Using DAX Magic For Variable Forecasting

March 27, 2018 at 11:05 am

I like the use of
Work Day: =
SWITCH ( [Day Number of Week], 1, 0, 7, 0, 1 )
and understand that it is for the Middle East, but why the 7? Do they work compressed hours that day?

April 3, 2018 at 8:57 am

Thanks Stephen. This formula is used in conjunction with [Day Number of Week] to figure out weekends similar to NETWORKDAYS or NETWORKDAYS.INTL in Excel. In some countries, weekends are Fri/Sat, which can affect the number of billable days.

March 27, 2018 at 3:08 pm

I’ve been waiting for the day to see this kind of simulation mindset leak into Power BI.

I thought it held a lot of promise.

Unfortunately, by design, I don’t think this solution is scalable. Imagine having instead of 1 year, 3 or 5, maybe 10 years. And 100s of assumptions that feed into measures built upon measures. And of course, if you have to give choice to the user to see how results are sensitive to the inputs of those assumptions, then you need wrap those assumptions in what-if scenario parameters.

Because measures are calculated in runtime, this becomes a very costly operation. Good luck changing any assumption parameters to other values. Or even applying different filters.

Another way of avoiding this issue, is to create intermediate calculated tables (only available in Power BI and not excel, but work arounds with power query can work). The problem with this is that slicers can’t affect calculated tables be they are not evaluated at run time. The only possible way to have a calculate table hold all your results for a simulation, that is also adjustable by parameter is to literally calculate every possible outcome from all variables. As you can imagine, these tables becomes exponentially big. 1 row for every day in your date table * every possible value for parameter 1 * every possible value for parameter 2 etc.

I tried building an entire financial model once inside PowerPivot. Suffered from performance issues ultimately and had to revert to classic excel models.

I’m not saying it’s not doable. But it’s a long ways away from achieving interactive, complex, scalable solutions.

Unless the technology changes… (dynamic table generation for example)

April 3, 2018 at 9:18 am

Bob, thanks for this! It’s one of the most useful comments I’ve ever received on DAX. I too really (really!) want this approach to be more scalable. I’m currently piloting a project using four or five variables (and multiple years) and the performance is passable–I’m still playing with it. In the course of developing that project, I have used this on the fly and for much simpler analysis, so it’s still proved extremely useful to me.

I’m interested in a couple comments you made if you’re willing to elaborate:

1. Can you tell me what you mean “by design”?
2. Can you elaborate on how you use intermediate calculated tables and also the PQ “work-arounds”?
3. Have you ever found a hybrid Excel-PQ/DAX model useful? I’m thinking about going this way to take care of the more costly calculations.

March 28, 2018 at 1:00 am

Hi Matthew –

Very cool post, I like that you’re flexing your comfort zone with Power Query! I didn’t expect a fully disconnected data model, but you’ve done some awesome things with it.

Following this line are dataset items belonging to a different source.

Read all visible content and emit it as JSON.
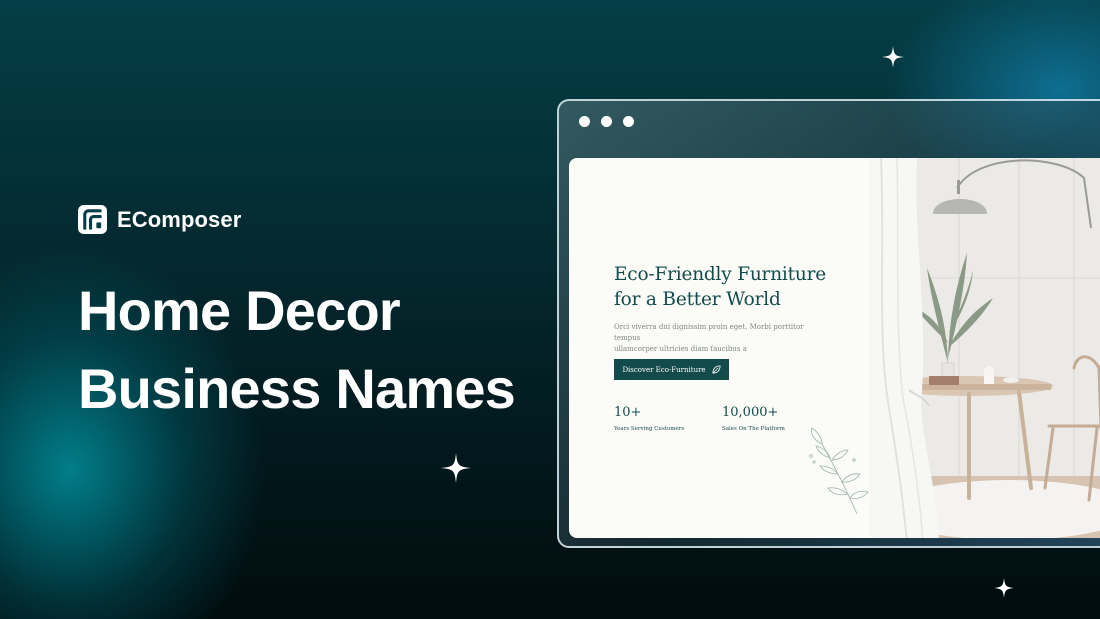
{
  "brand": {
    "name": "EComposer",
    "logo_icon": "ecomposer-logo-icon"
  },
  "headline": {
    "line1": "Home Decor",
    "line2": "Business Names"
  },
  "browser": {
    "window_controls": [
      "dot",
      "dot",
      "dot"
    ],
    "page": {
      "title_line1": "Eco-Friendly Furniture",
      "title_line2": "for a Better World",
      "description_line1": "Orci viverra dui dignissim proin eget. Morbi porttitor tempus",
      "description_line2": "ullamcorper ultricies diam faucibus a",
      "cta_label": "Discover Eco-Furniture",
      "cta_icon": "leaf-icon",
      "stats": [
        {
          "value": "10+",
          "label": "Years Serving Customers"
        },
        {
          "value": "10,000+",
          "label": "Sales On The Platform"
        }
      ],
      "image": "living-room-photo"
    }
  },
  "colors": {
    "accent": "#134a4b",
    "background_dark": "#021a1e",
    "glow": "#00a0af"
  }
}
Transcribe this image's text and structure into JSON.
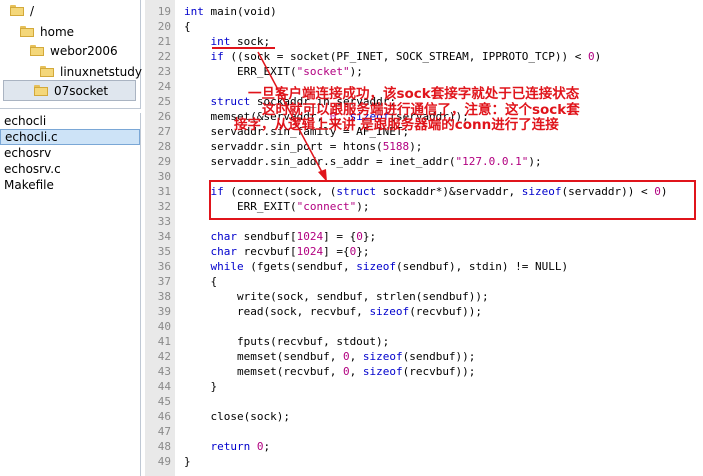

From a performance standpoint, you may want to be careful using SUMX() in each of your measures. It’s hard to test performance in DAX Studio on your data model (because it’s so small), but looking at your measures from a 10,000 foot view, here’s what I found:

[Num of Working Days] iterates over the entire calendar table…twice. One because FILTER() will scan each row to determine if it passes the Start Date / End Date condition (which it needs to calculate for each row), and then scans each of those passing rows again as part of the SUMX(). With a 1 year table, this is scanning 365 rows. This will happen very quickly, but it’s going to compound as we’ll see.

[Total Working Days] iterates over the DataInput table, and each time it does so it calls [Num of Working Days]…which scans the Calendar table twice. A 10 row table is then going to scan the Calendar 10 times.
I understand the need to have row specific start and end dates that feed into the [Num of Working Days] measure, so I think SUMX() is unavoidable here.

[Labor Cost] iterates over the DataInput table, and each time it does so it calls [Total Working Days], which iterates over the DataInput table again, and in turn will iterate over the Calendar table twice… Now we’re scanning DataInput 100 times and scanning the Calendar table 100 times.

I know that the most recent versions of the Vertipaq Engine have made some efficiencies to both SUMX() and FILTER() to cache certain queries to improve performance, but I would hesitate to use these measures as is in a production environment. At scale, these measures will not perform very well.

A more efficient version of the first measure would be:

Number of Working Days :=
VAR StartDate =
MAX ( DataInput[Start Date] )
VAR EndDate =
MAX ( DataInput[End Date] )
RETURN
CALCULATE (
SUM ( ‘Calendar'[Work Day] ),
‘Calendar'[Date] >= StartDate,
‘Calendar'[Date] <= EndDate
)
This stores the Start Date and End Date values as variables that are only calculated once, allowing you to remove the FILTER() argument (since you can check a column against a scalar value using just CALCULATE()). Since you're only summing up 1 column, SUM() can replace SUMX().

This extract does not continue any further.